Jack Broach leaned forward with a new and rather earnest expression that Georgia Blue decided was his standard you-can-trust-me-on-this look.
“I’m in the talent business,” he said. “I find it. Nurture it. Package it. Sell it. And sometimes I have to decide when it’s no longer marketable. That makes me an assessor of sorts. And my first assessment of Hughes and Pauline Goodison was that they were standard star fuckers with a short line of bullshit. By the end of my one and only hour with them and Ione, I’d reassessed them as two very sick fucks.”
“You told Gamble that, of course?”
“I couldn’t quite bring myself to second-guess her defense counsel.”
“Howard Mott.”
Broach nodded.
“He recommended the Goodisons?”
“More or less.”
“Either he did or he didn’t.”
“Mott heard about them,” Broach said, “then checked them out and hired them through a most reputable London agency. Everyone Mott talked to in London assured him the Goodisons were a blue ribbon pair.”

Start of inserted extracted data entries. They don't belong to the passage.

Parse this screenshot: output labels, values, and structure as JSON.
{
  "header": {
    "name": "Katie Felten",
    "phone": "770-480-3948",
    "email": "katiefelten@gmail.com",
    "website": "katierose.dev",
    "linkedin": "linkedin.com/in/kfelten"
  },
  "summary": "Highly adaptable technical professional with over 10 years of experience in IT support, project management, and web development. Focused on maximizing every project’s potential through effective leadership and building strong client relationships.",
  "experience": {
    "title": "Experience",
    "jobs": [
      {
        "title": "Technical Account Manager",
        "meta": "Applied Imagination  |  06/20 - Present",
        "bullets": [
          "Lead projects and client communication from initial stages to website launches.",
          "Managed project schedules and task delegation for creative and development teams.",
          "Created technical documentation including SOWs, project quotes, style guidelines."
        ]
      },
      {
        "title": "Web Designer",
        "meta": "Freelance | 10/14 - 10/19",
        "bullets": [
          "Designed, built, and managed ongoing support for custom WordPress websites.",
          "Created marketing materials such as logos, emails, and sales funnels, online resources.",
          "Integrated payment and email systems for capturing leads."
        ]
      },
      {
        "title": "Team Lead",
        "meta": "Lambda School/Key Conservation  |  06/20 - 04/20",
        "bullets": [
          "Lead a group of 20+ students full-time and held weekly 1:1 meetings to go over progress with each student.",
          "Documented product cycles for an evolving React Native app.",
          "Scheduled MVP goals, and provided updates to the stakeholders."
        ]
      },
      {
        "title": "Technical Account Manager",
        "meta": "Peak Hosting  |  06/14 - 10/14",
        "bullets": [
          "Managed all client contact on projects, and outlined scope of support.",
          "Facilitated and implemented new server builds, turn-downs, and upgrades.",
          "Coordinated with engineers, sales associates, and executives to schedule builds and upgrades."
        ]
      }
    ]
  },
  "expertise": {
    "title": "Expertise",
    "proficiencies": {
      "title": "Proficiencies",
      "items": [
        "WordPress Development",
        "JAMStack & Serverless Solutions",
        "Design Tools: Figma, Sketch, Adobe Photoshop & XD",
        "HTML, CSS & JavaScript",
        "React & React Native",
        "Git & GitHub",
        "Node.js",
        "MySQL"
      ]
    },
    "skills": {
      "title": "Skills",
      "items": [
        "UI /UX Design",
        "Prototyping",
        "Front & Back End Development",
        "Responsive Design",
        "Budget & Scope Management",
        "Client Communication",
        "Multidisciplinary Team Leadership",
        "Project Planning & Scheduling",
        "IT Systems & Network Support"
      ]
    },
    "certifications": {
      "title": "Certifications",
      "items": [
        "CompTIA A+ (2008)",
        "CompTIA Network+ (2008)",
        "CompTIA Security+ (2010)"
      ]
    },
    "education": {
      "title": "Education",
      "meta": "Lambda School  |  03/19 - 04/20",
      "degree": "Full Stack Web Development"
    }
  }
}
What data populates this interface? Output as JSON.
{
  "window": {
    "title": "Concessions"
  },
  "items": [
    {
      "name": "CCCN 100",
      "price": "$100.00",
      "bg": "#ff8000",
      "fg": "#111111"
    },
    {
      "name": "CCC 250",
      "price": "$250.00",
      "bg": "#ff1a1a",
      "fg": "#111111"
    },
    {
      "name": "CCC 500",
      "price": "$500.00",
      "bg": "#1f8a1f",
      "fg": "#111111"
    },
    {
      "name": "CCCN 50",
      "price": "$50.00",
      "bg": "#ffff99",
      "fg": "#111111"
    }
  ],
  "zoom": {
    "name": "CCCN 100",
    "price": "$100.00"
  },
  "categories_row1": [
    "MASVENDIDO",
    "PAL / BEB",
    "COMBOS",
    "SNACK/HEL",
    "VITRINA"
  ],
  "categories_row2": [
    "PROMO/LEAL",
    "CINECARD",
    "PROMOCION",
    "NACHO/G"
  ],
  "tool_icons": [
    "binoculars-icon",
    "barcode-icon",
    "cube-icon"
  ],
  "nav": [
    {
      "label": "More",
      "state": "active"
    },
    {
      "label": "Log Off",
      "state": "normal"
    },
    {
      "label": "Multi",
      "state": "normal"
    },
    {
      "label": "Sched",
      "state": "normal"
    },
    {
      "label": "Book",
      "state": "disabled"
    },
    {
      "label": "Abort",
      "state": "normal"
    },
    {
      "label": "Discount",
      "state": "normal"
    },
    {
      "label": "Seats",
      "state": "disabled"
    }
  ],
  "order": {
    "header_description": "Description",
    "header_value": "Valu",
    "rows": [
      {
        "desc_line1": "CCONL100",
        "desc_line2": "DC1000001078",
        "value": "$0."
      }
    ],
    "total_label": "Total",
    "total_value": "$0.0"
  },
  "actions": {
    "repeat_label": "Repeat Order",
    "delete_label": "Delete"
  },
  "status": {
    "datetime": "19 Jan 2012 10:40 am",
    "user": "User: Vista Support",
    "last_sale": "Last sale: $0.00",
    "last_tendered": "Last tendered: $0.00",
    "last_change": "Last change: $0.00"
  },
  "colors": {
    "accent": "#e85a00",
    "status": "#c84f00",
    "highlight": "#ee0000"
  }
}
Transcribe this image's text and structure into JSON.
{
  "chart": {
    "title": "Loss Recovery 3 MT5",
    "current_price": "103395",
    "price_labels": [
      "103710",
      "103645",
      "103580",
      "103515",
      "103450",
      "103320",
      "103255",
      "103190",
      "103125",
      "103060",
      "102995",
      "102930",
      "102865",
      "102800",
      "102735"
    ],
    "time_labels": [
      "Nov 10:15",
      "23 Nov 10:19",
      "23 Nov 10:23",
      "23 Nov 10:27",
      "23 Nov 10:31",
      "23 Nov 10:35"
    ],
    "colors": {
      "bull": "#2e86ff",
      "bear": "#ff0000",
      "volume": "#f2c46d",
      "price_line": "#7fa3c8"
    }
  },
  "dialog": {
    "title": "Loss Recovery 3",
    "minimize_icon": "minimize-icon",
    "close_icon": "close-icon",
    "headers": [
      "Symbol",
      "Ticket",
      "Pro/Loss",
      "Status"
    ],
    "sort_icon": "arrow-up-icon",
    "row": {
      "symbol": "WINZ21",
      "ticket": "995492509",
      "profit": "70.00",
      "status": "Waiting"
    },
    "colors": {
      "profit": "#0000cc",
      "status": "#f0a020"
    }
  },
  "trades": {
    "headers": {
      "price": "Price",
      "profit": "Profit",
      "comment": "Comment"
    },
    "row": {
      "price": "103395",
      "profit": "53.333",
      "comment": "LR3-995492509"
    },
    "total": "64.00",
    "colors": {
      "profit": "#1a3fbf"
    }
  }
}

“Who recommended Mott to Gamble?”
“She asked me to find her the best criminal defense lawyer in the country. I ran five of them past her and she chose Mott. I told her she’d made a wise choice.”
“You still believe that?”
“Of course.”
“Why?”
“I don’t understand your question.”
“Sure you do,” she said. “You recommended Mott — among others. Ione Gamble retains him. He hired the Goodisons and suddenly everything goes to hell. My question is: do you still think she was smart to pick Mott?”
“Smart has nothing to do with it. Ione feels comfortable with Howie Mott. She trusts him. He’s also a damn fine lawyer with impressive credentials.”
“You’re a lawyer, aren’t you?”
“Why?”
“They usually stick up for each other.” Blue paused, looked slowly around the large room, as if pricing its contents, then came back to Broach with another question. “What do you do for Ione Gamble besides give her advice?”
“I’m her best friend.”
“What’s it cost her to have you as best friend? I don’t want the dollar amount, just the percentage.”
“I’m her agent, business manager and personal attorney. For that she pays me twenty percent of her gross income. My friendship is free.”
“You handle her investments?”
Broach nodded.
“Is she broke, comfortable, rich — what?”
“Her net worth today would have made her rich ten years ago. Now it just makes her extremely comfortable.”
“What caused the breakup between her and William Rice the Fourth?”
“No idea.”
“Guess.”
“If Ione can’t guess, I sure as hell can’t.”
“Anything wrong with her?” Georgia Blue asked. “By that I mean is she psychotic, HIV-positive, drug-addicted, sexually deviant, alcoholic or suffering from any mental or physical maladies that could affect her career?”
“What the hell’re you talking about?”